I just verified that indeed n_dead_tup gets updated after a transaction
commits, even if there are other long running transactions.

So, if dead tuple percentage on pg_stat_user_tables is above
autovacuum_vacuum_scale_factor, then the autovacuum keeps triggered

during

the long running queries.

The reason for this likely is not that pg_stat_user_tables.n_dead_tup is
not
updated, but that existing dead tuples cannot be yet be removed, because
the
longrunning transaction might still see them.

If you enable autovacuum logging, you can see (output differs a bit in
older
versions, but the concept is similar) something like this:

2022-02-10 16:27:47.927 PST [61256][autovacuum worker][6/161:0] LOG:
automatic vacuum of table "postgres.public.large": index scans: 0
pages: 0 removed, 15610 remain, 0 skipped due to pins, 0 skipped
frozen
tuples: 0 removed, 2400000 remain, 1400000 are dead but not yet
removable, oldest xmin: 739
...

Note the "1400000 are dead but not yet removable" bit. In this case there
are
1.4M dead rows that can't be cleaned up due to the longrunning
transaction /
query. Because of that autovacuum will be started again and again, until
the
dead rows can actually be cleaned up.

Once the longrunning transaction ends, autovacuum will run once more:

2022-02-10 16:32:04.292 PST [61703][autovacuum worker][6/261:749] LOG:
automatic vacuum of table "postgres.public.large": index scans: 1
pages: 2335 removed, 13275 remain, 0 skipped due to pins, 0
skipped frozen
tuples: 1400000 removed, 2000000 remain, 0 are dead but not yet
removable, oldest xmin: 749

and because 1.4M tuples were removed, n_dead_tup changes to 0, and
everyone is
happy again.

Greetings,

Andres Freund

--
Regards,

Soni Maula Harriz

--
Regards,

Soni Maula Harriz

Andres Freund

andres@anarazel.de

over 4 years ago

In reply to: Soni M (#5)

Re: BUG #17399: Dead tuple number stats not updated on long running queries

Hi,

On February 10, 2022 8:37:10 PM PST, Soni M <diptatapa@gmail.com> wrote:

Sorry, accidentally send the message before finishing it.

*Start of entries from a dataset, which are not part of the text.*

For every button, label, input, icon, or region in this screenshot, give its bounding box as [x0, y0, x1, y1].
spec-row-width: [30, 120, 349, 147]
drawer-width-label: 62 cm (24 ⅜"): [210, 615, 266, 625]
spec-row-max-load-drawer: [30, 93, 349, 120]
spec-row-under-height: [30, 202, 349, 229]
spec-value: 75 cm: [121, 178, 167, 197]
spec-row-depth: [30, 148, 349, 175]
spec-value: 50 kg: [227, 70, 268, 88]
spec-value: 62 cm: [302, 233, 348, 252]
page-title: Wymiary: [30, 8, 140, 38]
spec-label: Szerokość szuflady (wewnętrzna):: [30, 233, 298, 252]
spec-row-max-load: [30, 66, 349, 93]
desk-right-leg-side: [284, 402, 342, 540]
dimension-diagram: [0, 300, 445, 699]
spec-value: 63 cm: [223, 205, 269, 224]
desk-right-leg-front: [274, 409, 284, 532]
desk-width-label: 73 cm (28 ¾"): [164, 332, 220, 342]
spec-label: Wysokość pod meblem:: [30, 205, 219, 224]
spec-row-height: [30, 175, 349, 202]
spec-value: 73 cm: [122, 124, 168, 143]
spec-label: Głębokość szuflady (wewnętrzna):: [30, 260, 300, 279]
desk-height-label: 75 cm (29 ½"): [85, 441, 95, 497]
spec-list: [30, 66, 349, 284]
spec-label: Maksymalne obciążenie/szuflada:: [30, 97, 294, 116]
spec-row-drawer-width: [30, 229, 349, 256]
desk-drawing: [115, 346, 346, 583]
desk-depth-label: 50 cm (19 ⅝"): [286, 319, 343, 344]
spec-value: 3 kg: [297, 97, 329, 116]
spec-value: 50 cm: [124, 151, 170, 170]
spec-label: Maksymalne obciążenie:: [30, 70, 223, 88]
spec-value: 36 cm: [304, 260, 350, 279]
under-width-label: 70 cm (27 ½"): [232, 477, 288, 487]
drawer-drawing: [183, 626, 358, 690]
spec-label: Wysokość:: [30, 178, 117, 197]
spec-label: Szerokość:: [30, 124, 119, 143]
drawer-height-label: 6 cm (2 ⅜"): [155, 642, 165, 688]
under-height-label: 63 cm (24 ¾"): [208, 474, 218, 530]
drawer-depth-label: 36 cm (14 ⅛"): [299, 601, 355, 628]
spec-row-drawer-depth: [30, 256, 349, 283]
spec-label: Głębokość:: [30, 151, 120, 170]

Ah yes, it is the dead tuple cannot be removed, because long running
transactions still see them.
Something that lead to my confusion above is pg_stat_progress_vacuum, each
time autovacuum/manual vacuum launch during long running transaction, it
reports that num_dead_tuples is 0, while the
pg_stat_user_tables.n_dead_tuple still have the number of dead tuples.

It is false reporting from pg_stat_progress_vacuum that lead to my
confusion.

That just reports the number of dead tuples that it is tracking for removal. Not the number of tuples that could not yet be removed.
--
Sent from my Android device with K-9 Mail. Please excuse my brevity.